***Attention! "La Genèse Maudite" est un complément de lecture à la série "L'Archipel des Sorcières".***
Note du copiste :
Ce manuscrit que l’on m’a demandé de traduire et copier s’intitulait à l’origine « Testament de l’Esprit ». C’est son caractère hautement hérétique qui a conduit le très Saint-Père Clément VI à le renommer « La Genèse Maudite ». Le lecteur y trouvera une version improbable de la création de l’Univers et de l’histoire de l’humanité. Les parchemins sur lesquels sont inscrites ces paroles profanes ont été retrouvés au creux d’une urne enfouie dans la terre de Mayence, ville du Saint-Empire romain germanique, et seraient âgés d’au moins quatre cents ans.
La Naissance de l’Univers
Avant que le monde ne soit le monde, que l’Univers étende ses tentacules infinis vers ses confins inaccessibles, que l’astre du jour luise de son feu puissant, avant que toute chose n’existe, il y eut l’œuf parfait.
L’œuf est un monde limité, unique et solitaire. Ses limites contiennent la matière, l’essence de tout ce qui est, la possibilité première de tout ce qui pourra être. L’œuf est divin, le repère de la divinité intelligente qui, au faîte de sa puissance merveilleuse, brisera sa coquille pour exploser enfin et répandre sa présence magnifique dans tout ce qui n’est pas.
Depuis des milliards de lunes, la divinité s’approprie ce qui n’est pas et, magicienne surdouée, crée en ce vide abandonné les premières bases de l’existence et de la vie. Enfin libérée, l’énergie créatrice de la divinité s’épanouit et forge de ses mains habiles ce qui deviendra l’Univers.
C’est ainsi que naquit, en des temps immémoriaux, l’Univers céleste de la toute-puissante divinité.
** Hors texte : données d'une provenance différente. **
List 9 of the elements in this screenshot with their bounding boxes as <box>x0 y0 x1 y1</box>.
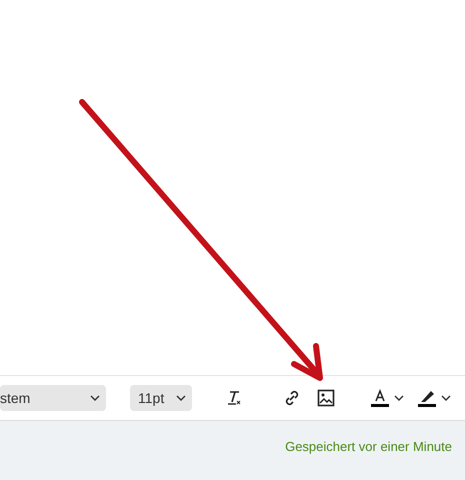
chevron-icon <box>90 395 100 401</box>
save-status: Gespeichert vor einer Minute <box>285 439 452 454</box>
font-size-select[interactable]: 11pt <box>130 385 192 411</box>
text-color-icon <box>370 389 390 407</box>
chevron-icon <box>441 395 451 401</box>
font-select[interactable]: stem <box>0 385 106 411</box>
chevron-icon <box>176 395 186 401</box>
chevron-icon <box>394 395 404 401</box>
highlighter-icon <box>417 389 437 407</box>
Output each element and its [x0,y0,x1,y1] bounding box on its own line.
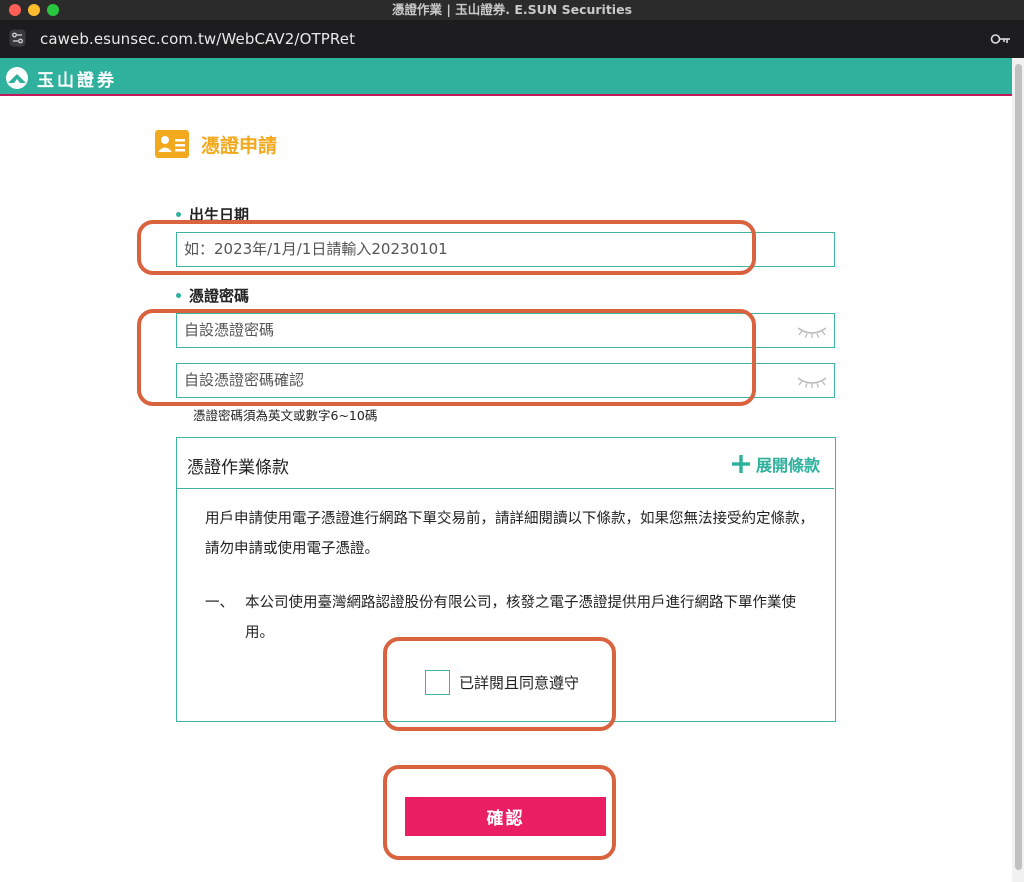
site-settings-icon[interactable] [9,29,26,47]
birthdate-input[interactable]: 如：2023年/1月/1日請輸入20230101 [176,232,835,267]
scrollbar-thumb[interactable] [1015,64,1022,870]
terms-body: 用戶申請使用電子憑證進行網路下單交易前，請詳細閱讀以下條款，如果您無法接受約定條… [205,504,817,648]
confirm-button[interactable]: 確認 [405,797,606,836]
password-input[interactable]: 自設憑證密碼 [176,313,835,348]
agree-label[interactable]: 已詳閱且同意遵守 [459,672,579,693]
password-hint: 憑證密碼須為英文或數字6~10碼 [193,408,378,423]
terms-clause: 一、 本公司使用臺灣網路認證股份有限公司，核發之電子憑證提供用戶進行網路下單作業… [205,588,817,648]
agree-checkbox[interactable] [425,670,450,695]
terms-intro: 用戶申請使用電子憑證進行網路下單交易前，請詳細閱讀以下條款，如果您無法接受約定條… [205,511,814,557]
window-title: 憑證作業 | 玉山證券. E.SUN Securities [391,2,633,17]
logo-icon[interactable] [5,66,29,90]
id-card-icon [155,130,189,158]
password-label: 憑證密碼 [189,287,250,305]
eye-closed-icon[interactable] [796,325,828,339]
agree-checkbox-row[interactable]: 已詳閱且同意遵守 [425,670,579,695]
terms-header: 憑證作業條款 展開條款 [177,438,834,489]
eye-closed-icon[interactable] [796,375,828,389]
terms-title: 憑證作業條款 [187,458,289,478]
page-title: 憑證申請 [201,135,278,157]
label-bullet [176,212,181,217]
expand-terms-label: 展開條款 [755,456,820,475]
page-scrollbar[interactable] [1012,58,1024,882]
site-header: 玉山證券 [0,58,1012,96]
password-confirm-placeholder: 自設憑證密碼確認 [184,371,305,389]
password-placeholder: 自設憑證密碼 [184,321,275,339]
plus-icon [731,455,750,473]
birthdate-placeholder: 如：2023年/1月/1日請輸入20230101 [184,240,448,258]
password-confirm-input[interactable]: 自設憑證密碼確認 [176,363,835,398]
window-titlebar: 憑證作業 | 玉山證券. E.SUN Securities [0,0,1024,20]
window-controls [9,4,59,16]
url-text[interactable]: caweb.esunsec.com.tw/WebCAV2/OTPRet [40,30,355,48]
logo-text[interactable]: 玉山證券 [37,66,117,91]
key-icon[interactable] [990,32,1012,46]
minimize-window-button[interactable] [28,4,40,16]
close-window-button[interactable] [9,4,21,16]
label-bullet [176,293,181,298]
address-bar[interactable]: caweb.esunsec.com.tw/WebCAV2/OTPRet [0,20,1024,58]
clause-text: 本公司使用臺灣網路認證股份有限公司，核發之電子憑證提供用戶進行網路下單作業使用。 [245,595,796,641]
terms-panel: 憑證作業條款 展開條款 用戶申請使用電子憑證進行網路下單交易前，請詳細閱讀以下條… [176,437,836,722]
birthdate-label: 出生日期 [189,206,250,224]
zoom-window-button[interactable] [47,4,59,16]
expand-terms-button[interactable]: 展開條款 [731,452,820,476]
clause-number: 一、 [205,595,234,611]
Depuis l’explosion de l’œuf parfait, la divinité s’émancipe et bâtit, étend son royaume plus loin que l’homme ne pourra jamais le concevoir.
La divinité n’a pas de corps, elle n’est en rien dominée par cette matière qu’elle utilise pour fabriquer les mondes. Elle est intemporelle, immortelle et existe depuis le début impossible de l’éternité. Elle est partout à la fois, veille sur toutes les époques, sur chacune de ses créatures. La divinité, depuis qu’elle a quitté l’œuf qui la contenait, se multiplie dans la beauté de son œuvre interminable. Depuis l’explosion et jusqu’à cette fin des temps qui n’arrivera jamais, la divinité créera, manipulera, donnera. Créatrice exaltée et parfaite, elle n’est que bonté et vérité, miséricorde et amour, chaleur et lumière.
Lorsqu’elle quitta la coquille qui la prévenait de disperser sa perfection dans le néant, la divinité brilla de sa lumière éblouissante. D’or et d’argent, la lumière originelle, que choisit d’être la divinité pour s’élancer vers l’infini, éclaira les ténèbres du vide qui n’eurent d’autre choix que de laisser la place qui n’existait toujours pas à son éclat mirifique.
L’Univers, enfant de la lumière originelle, la première création de la divinité merveilleuse, étira ses bras sublimes sur le néant qu’il embrassa avec le délice pur de l’extase divine. Depuis lors et pour les siècles des siècles, l’Univers, poussé par la magie propre aux dieux, court vers des frontières qu’il sait ne jamais trouver.
Nul horizon ne sera jamais assez vaste pour donner le plus infime aperçu de l’infini universel, aucun paysage ne saura jamais traduire la beauté irréprochable du monde parfait que nous accorde, par sa bonté, la divinité qui règne sur tout ce qui est.